Another night last week they were both drawing because, well, I couldn't stand another Disney show again. Zack drew this:
No, I am not sure what it is - something about a wizard and a glowing orb and "floating candles of destiny." He starts out with a pencil squiggle and builds form there, not really knowing what he's going to end up with.
"I had a lot of fun making it," he said as he got ready for bed.
Nick wondered what to draw as Z scribbled away. An elephant on a unicycle, correction, a talking elephant on a unicycle.
"I sorta saw it in my head and before I knew it he was talking to me. He's really funny, Dad." Yeah, I'm not too worried, yet...
"AWOOOGA!
Here I go trying to make some sort of point again. It's simple really, obvious to the point of pain I'd say, but I'm going to make it just the same, I forget happiness sometimes. I forget fun.
Later the same night Zack remembered how happy just drawing made him, I was putting my guitar away and I stopped for a moment. I remembered how happy just playing guitar made me. I remembered the happy hippies I met that trip and the hundreds more I would meet on the trips to come. I remembered jam sessions and bands and singalongs and so much more.

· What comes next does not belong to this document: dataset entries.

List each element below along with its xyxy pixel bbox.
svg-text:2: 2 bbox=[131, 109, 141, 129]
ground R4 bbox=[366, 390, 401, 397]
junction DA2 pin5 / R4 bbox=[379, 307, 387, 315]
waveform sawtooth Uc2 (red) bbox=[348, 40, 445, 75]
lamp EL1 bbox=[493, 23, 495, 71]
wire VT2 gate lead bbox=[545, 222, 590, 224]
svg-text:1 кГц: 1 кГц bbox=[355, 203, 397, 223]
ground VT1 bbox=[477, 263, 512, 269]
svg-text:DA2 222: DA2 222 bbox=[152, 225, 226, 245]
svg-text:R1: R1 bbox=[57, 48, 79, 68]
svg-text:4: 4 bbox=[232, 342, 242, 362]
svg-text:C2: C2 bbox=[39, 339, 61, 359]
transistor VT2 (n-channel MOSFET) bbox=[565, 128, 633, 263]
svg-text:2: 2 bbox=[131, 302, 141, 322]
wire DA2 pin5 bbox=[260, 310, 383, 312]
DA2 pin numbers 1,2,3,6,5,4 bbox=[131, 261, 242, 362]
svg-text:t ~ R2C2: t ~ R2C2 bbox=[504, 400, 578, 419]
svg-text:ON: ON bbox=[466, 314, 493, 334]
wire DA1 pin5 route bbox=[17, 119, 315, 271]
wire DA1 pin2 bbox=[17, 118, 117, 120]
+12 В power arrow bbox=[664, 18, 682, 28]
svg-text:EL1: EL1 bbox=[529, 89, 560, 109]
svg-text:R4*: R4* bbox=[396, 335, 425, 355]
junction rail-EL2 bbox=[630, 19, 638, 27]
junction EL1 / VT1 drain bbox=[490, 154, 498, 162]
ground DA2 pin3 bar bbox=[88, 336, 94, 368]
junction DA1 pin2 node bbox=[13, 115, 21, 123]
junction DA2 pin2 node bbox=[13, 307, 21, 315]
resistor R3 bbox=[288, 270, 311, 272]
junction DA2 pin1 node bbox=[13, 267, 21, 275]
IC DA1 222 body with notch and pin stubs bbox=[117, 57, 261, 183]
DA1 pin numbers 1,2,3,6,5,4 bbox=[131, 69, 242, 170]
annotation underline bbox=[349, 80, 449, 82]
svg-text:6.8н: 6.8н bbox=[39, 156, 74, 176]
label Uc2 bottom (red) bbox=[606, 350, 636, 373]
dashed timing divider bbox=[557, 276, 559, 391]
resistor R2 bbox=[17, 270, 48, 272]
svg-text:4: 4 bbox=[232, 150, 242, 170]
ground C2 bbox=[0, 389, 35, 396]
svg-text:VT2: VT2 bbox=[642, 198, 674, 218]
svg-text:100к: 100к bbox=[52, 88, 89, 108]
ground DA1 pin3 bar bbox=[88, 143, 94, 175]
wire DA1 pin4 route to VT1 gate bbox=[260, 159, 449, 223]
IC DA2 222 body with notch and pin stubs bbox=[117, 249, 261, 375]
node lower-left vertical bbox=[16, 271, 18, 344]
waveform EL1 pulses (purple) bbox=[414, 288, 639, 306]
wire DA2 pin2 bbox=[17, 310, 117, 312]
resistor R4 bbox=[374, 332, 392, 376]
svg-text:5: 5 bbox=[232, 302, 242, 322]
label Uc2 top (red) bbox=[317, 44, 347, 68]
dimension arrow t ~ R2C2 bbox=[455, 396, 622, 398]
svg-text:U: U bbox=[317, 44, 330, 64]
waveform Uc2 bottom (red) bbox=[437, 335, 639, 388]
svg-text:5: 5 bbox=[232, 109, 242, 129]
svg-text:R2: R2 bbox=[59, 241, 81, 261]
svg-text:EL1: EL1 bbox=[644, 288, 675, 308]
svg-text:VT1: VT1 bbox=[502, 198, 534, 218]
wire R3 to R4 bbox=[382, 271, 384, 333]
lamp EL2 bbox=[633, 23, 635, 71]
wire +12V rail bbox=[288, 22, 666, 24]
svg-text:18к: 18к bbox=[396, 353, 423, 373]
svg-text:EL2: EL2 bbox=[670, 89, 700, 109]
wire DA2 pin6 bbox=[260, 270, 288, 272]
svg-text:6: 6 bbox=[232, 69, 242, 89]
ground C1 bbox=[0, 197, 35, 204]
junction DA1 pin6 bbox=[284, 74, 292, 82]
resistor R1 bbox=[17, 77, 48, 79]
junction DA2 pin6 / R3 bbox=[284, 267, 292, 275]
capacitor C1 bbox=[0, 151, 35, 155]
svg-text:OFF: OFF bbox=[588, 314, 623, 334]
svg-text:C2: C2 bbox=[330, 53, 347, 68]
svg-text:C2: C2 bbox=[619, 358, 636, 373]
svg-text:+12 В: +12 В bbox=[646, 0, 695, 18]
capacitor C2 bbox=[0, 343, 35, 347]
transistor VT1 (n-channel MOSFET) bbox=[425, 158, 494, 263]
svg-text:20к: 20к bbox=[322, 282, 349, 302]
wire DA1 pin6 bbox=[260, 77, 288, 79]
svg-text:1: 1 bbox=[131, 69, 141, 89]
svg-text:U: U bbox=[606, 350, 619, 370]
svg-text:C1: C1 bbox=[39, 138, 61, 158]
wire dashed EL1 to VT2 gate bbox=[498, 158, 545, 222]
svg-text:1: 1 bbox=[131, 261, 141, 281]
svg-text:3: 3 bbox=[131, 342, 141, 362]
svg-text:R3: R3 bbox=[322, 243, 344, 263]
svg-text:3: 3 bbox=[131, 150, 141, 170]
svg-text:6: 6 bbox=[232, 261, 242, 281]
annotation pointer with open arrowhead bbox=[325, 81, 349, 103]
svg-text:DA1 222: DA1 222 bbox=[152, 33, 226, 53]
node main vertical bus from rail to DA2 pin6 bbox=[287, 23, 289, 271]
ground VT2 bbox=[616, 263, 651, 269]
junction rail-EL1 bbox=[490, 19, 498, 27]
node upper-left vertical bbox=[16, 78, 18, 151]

When I was younger, high school and college, there was music everywhere. Not just from the records we were spinnin' on the turntables, but live music. My buddy's band, a flute in the kitchen, twelve guitars in a barn, two in a tent in a storm, a violin recital, an opera. One big pile of happy memories. One big pile of fun.
I don't hear that music so much anymore. I think I'd get nothing but funny looks and a cold shoulder if I started playing a song at a social gathering or such these days. I often sit through sports practices with the boys and think what a great time that would be to practice, imagine the looks I'd get...
I guess I'd say, here at the end of the year, that in the coming year I should celebrate the happiness I see around my life. Try to remember that fun is all around us. We manufacture it, we consume it.
In a way, sometimes I feel like I am letting that old hippie down, letting myself down, letting the boys down, by not having fun.
So, Happy New Year! Have fun, make fun; be happy, make happy. I'll try, too.
From Marci's "... things you don't expect to hear from the backseat ..."
N: "Oh, what's that thing called ... you know, the comma for contractions ... ?"
M: "The apostrophe?"
N: "That's it!"
Apostrophe is indeed a ridiculous word...
I'll see you next year, I am, as always, happy you come around every now and again, it means a lot to me, always.
Happy New Year, my friend. Our 36th new year knowing one another. Staggering! Your tales and observations are a welcomed read...thanks for sharing. Love to you, Marci and the boys.
ReplyDeleteI think the guitar and you in the hall while basketball practice goes on could liven it up for all the parents. Of course, your children might not like it
ReplyDeleteI forget happiness too. This helped me remember. Thank you.